Following the anguished appeal of “Run to Me Darlin” comes “Take a Little Ride Downtown”, an R&B style anthem with themes of escapism, found on several tracks of this album. This track is then aptly followed by “Wild Ride”, which is slightly toned down in comparison. “Wild Ride” explores the internal battle of pushing deeper into the chaos of life or to bend into the need for escape.
The distorted and bluesy “If I Die” paints a narrative of living life to the fullest. The tight jolting versus of “It Don’t Take a Genius” lead up into the grand release of the chorus. The shaker, bass drop and interesting synths show off the wide stylistic range Low Cut Connie covers in this album.
On “Look What They Did”, Weiner calls out a president who has left destruction in his wake. A nod to Elton John, this song has a helpless tonality but offers comfort to anyone who has felt like the little guy. “Look at what they did to the people, look at what they did to the town,” sings Weiner. There is no ambiguity in his social commentary.

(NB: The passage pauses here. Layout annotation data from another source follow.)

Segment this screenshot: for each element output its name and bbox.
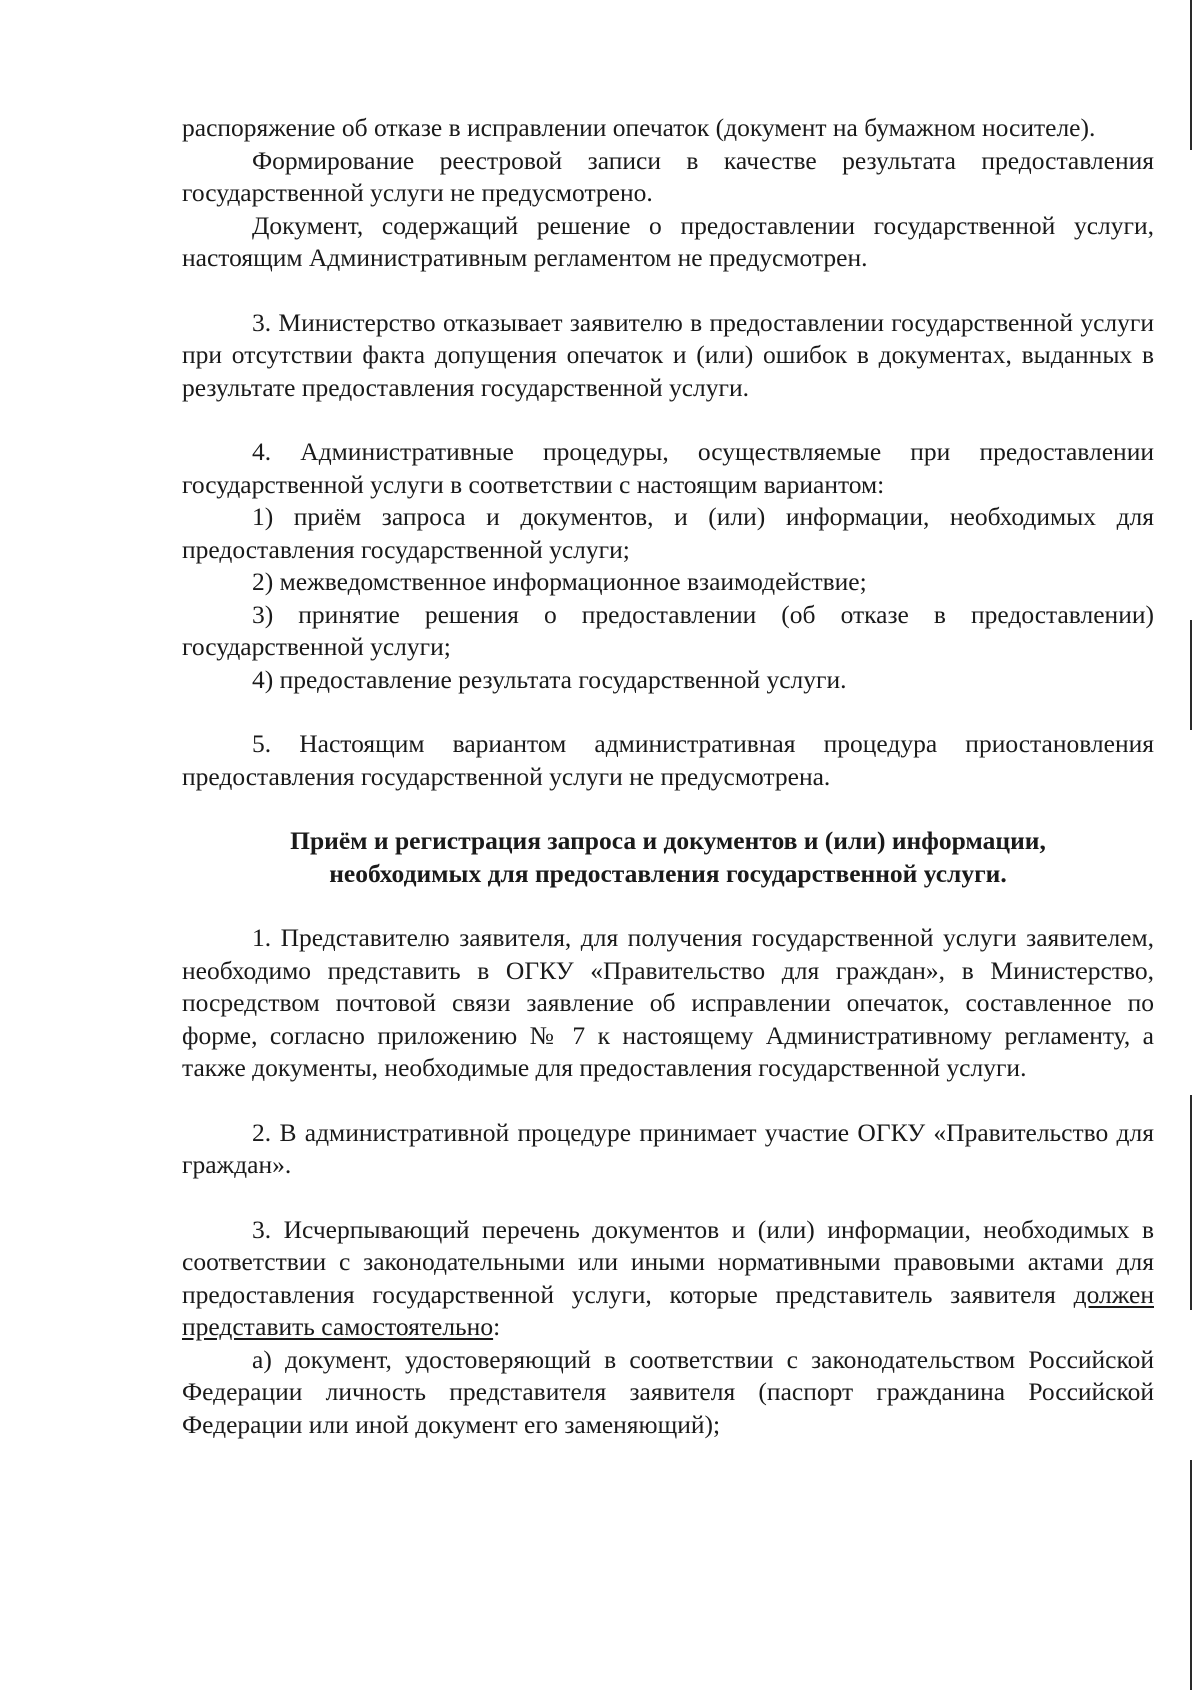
section-paragraph-1: 1. Представителю заявителя, для получения государственной услуги заявителем, необходимо представить в ОГКУ «Правительство для граждан», в Министерство, посредством почтовой связи заявление об исправлении опечаток, составленное по форме, согласно приложению № 7 к настоящему Административному регламенту, а также документы, необходимые для предоставления государственной услуги. (182, 923, 1154, 1082)
section-heading: Приём и регистрация запроса и документов и (или) информации, необходимых для предоставления государственной услуги. (290, 826, 1046, 888)
paragraph-3-text: 3. Исчерпывающий перечень документов и (или) информации, необходимых в соответствии с законодательными или иными нормативными правовыми актами для предоставления государственной услуги, которые представитель заявителя (182, 1214, 1154, 1309)
spacer (182, 1182, 1154, 1214)
paragraph-continuation: распоряжение об отказе в исправлении опечаток (документ на бумажном носителе). (182, 113, 1096, 142)
section-paragraph-3 (182, 1214, 1154, 1344)
spacer (182, 275, 1154, 307)
scan-edge-mark (1190, 1095, 1192, 1310)
item-5-suspension: 5. Настоящим вариантом административная процедура приостановления предоставления государственной услуги не предусмотрена. (182, 729, 1154, 791)
spacer (182, 793, 1154, 825)
scan-edge-mark (1190, 0, 1192, 150)
scan-edge-mark (1190, 620, 1192, 730)
scan-edge-mark (1190, 1460, 1192, 1690)
document-page (182, 112, 1154, 1441)
list-item: 4) предоставление результата государственной услуги. (252, 664, 847, 694)
item-3-refusal: 3. Министерство отказывает заявителю в предоставлении государственной услуги при отсутствии факта допущения опечаток и (или) ошибок в документах, выданных в результате предоставления государственной услуги. (182, 307, 1154, 402)
spacer (182, 696, 1154, 728)
underlined-phrase: должен представить самостоятельно (182, 1279, 1154, 1341)
list-item: 1) приём запроса и документов, и (или) информации, необходимых для предоставления государственной услуги; (182, 502, 1154, 564)
spacer (182, 890, 1154, 922)
list-item: 2) межведомственное информационное взаимодействие; (252, 567, 867, 596)
paragraph-decision-document: Документ, содержащий решение о предоставлении государственной услуги, настоящим Административным регламентом не предусмотрен. (182, 210, 1154, 272)
paragraph-registry-record: Формирование реестровой записи в качестве результата предоставления государственной услуги не предусмотрено. (182, 145, 1154, 207)
item-4-intro: 4. Административные процедуры, осуществляемые при предоставлении государственной услуги в соответствии с настоящим вариантом: (182, 437, 1154, 499)
spacer (182, 1085, 1154, 1117)
section-item-a: а) документ, удостоверяющий в соответствии с законодательством Российской Федерации личность представителя заявителя (паспорт гражданина Российской Федерации или иной документ его заменяющий); (182, 1344, 1154, 1439)
list-item: 3) принятие решения о предоставлении (об отказе в предоставлении) государственной услуги; (182, 599, 1154, 661)
paragraph-3-colon: : (493, 1312, 501, 1341)
section-paragraph-2: 2. В административной процедуре принимает участие ОГКУ «Правительство для граждан». (182, 1117, 1154, 1179)
spacer (182, 404, 1154, 436)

Next up is “Tea Time” – the exact opposite of “Look What They Did”: a loud rock invasion about the material goods of life. The sexually-powered “The Fuckin You Get for the Fuckin You Got” offers an intermission before moving into another heartfelt song in “Quiet Time”. The wailing vocals and Philadelphia cellist and string arranger Larry Gold come together for a weeping arrangement.
After “Charyse” comes the fast boogie “Nobody Else Will Believe You”. The song gives the great piece of advice in “you gotta boogie for yourself and nobody else,” in a classic rock ‘n’ roll tune.
“What Has Happened to Me” has a great swing to the melody and vocals that sound like they are wading through mud as they forcefully push through the thick bass line. It’s a perfect song for a rhythmic head nod. Next comes “Let it All Hang Out Tonite”, which starts with an eloquent piano intro and flows into an upbeat R&B tune. The song feels like a group of free-spirited friends singing and jamming out.
The album closes on a soulful note with “Stay as Long as You like”, a fitting end to an introspective album. Where “Private Lives” opens the album with a headbanger conducive to many of the tracks later on the album, “Stay as Long as You Like” ends on a thoughtful note, coming full circle with the more wistful tracks. The piano has a delicate touch as Weiner’s powerful wailing vocals call out, “I feel it coming, bad news down the line.” This track ends the album on a comforting note for bad times, like peeling off an external layer at home after a long, hard day. In the tough year that has been 2020 it is a shout into the void that nobody is alone, and everyone needs a friend to let them stay and hang about as long as they like.